Algérie

Histoires vraies Divorce à la marocaine



Histoires vraies Divorce à la marocaine
Mouloud B. se tient les bras ballants au milieu du living-room de son appartement dans l'immeuble HLM des Pyrénées-Atlantiques. La pièce, décorée à l'orientale de grandes tentures colorées qui courent le long des murs, est parfaitement rangée. Des sièges bas, des cuivres bien astiqués qui luisent dans la lumière électrique. Pas un bruit à cette heure tardive, au dehors les échos de la nuit d'été. Mouloud tend l'oreille mais seul le silence parvient de la chambre des jumeaux Nasser et Aïcha. Le petit Brahim, dans son berceau, dort paisiblement, tout est en ordre. Enfin presque...Ce qui fait désordre dans l'appartement c'est la jolie Raya, la femme de Mouloud. Pour le moment, elle gît de tout son long sur le tapis marocain. Aucun souffle n'anime sa poitrine. Elle est morte et les marques bleues laissées par les mains robustes de Mouloud indiquent d'un seul coup d''il les causes de sa mort. Mouloud, honnête et solide ébéniste qui vit en France depuis vingt et un ans, vient de tuer Raya, sa seconde épouse. Et, à présent que le pire est accompli, il se demande ce qu'il doit faire pour éviter l'inévitable...

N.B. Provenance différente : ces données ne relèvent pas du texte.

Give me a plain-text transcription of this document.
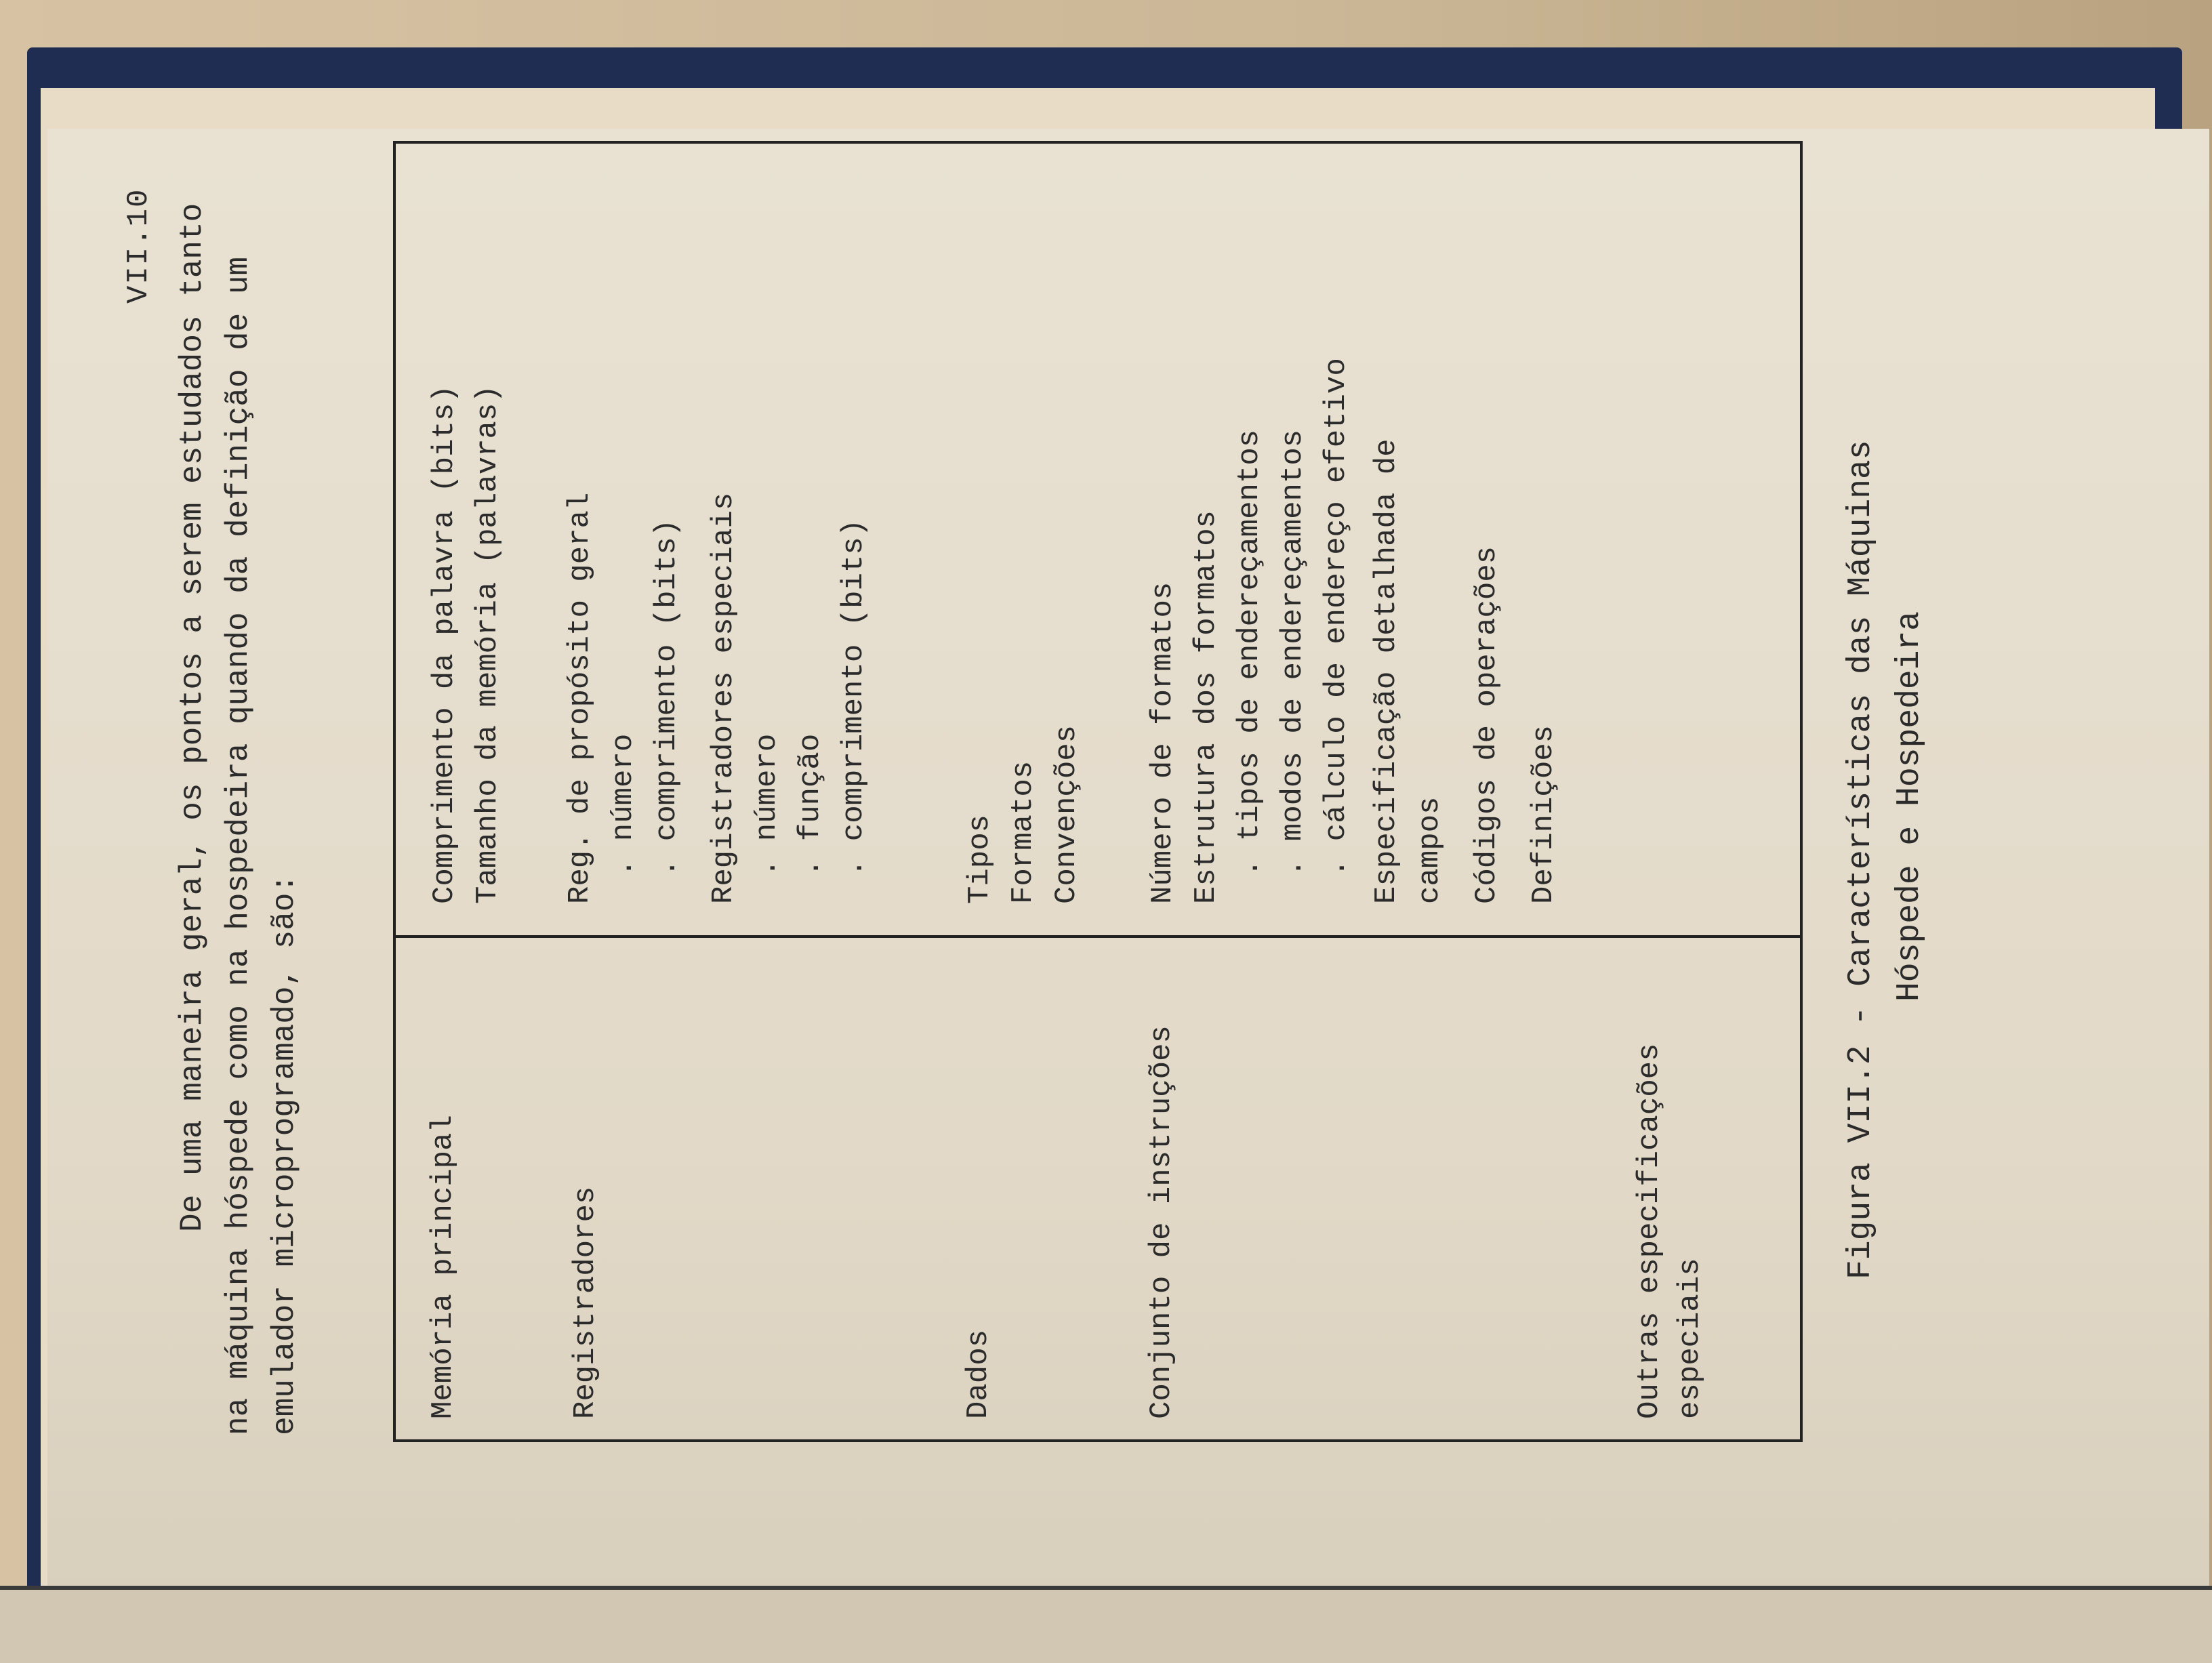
VII.10 De uma maneira geral, os pontos a serem estudados tanto na máquina hóspede como na hospedeira quando da definição de um emulador microprogramado, são:	Memória principal
Comprimento da palavra (bits) Tamanho da memória (palavras)
Registradores
Reg. de propósito geral . número . comprimento (bits) Registradores especiais . número . função . comprimento (bits)
Dados
Tipos Formatos Convenções
Conjunto de instruções
Número de formatos Estrutura dos formatos . tipos de endereçamentos . modos de endereçamentos . cálculo de endereço efetivo Especificação detalhada de campos Códigos de operações Definições
Outras especificações especiais
Figura VII.2 - Características das Máquinas Hóspede e Hospedeira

Comme dans un film accéléré, Mouloud revit toutes ses dernières années : sa dure condition d'émigré marocain qui cherche du travail dans les années soixante-dix. Puis son intégration en douceur, ses bonnes relations avec ses patrons qui apprécient en lui l'homme honnête, fiable, adroit, sans problèmes. Sa lente montée dans l'échelle sociale. Son mariage, là-bas au Maroc, et la naissance des jumeaux, Nasser et Aïcha. Quatorze ans déjà. Puis la disparition de son épouse. La solitude d'un homme jeune encore et vigoureux. Le remariage avec Raya, trente-huit ans, plus jeune que lui d'une quinzaine d'années, l'arrivée en France de cette jolie brune pulpeuse, rieuse, pleine d'ambition.
C'est sûrement là que les choses de sa vie commencent à déraper. Un problème de générations sans doute. Mouloud connaît, pendant un temps, une période de chômage et Raya décide, en femme moderne, qu'elle peut contribuer aux revenus du ménage. Elle suit des cours pour apprendre à mieux parler le français, elle se trouve un travail, fait un stage pour être caissière dans le supermarché de la ville. Elle est liante, indépendante. Le matin, elle part pour son travail et elle rentre le soir, toujours souriante, heureuse de cette nouvelle vie à la française qu'elle ne pouvait en aucun cas espérer connaître dans le lointain Maroc...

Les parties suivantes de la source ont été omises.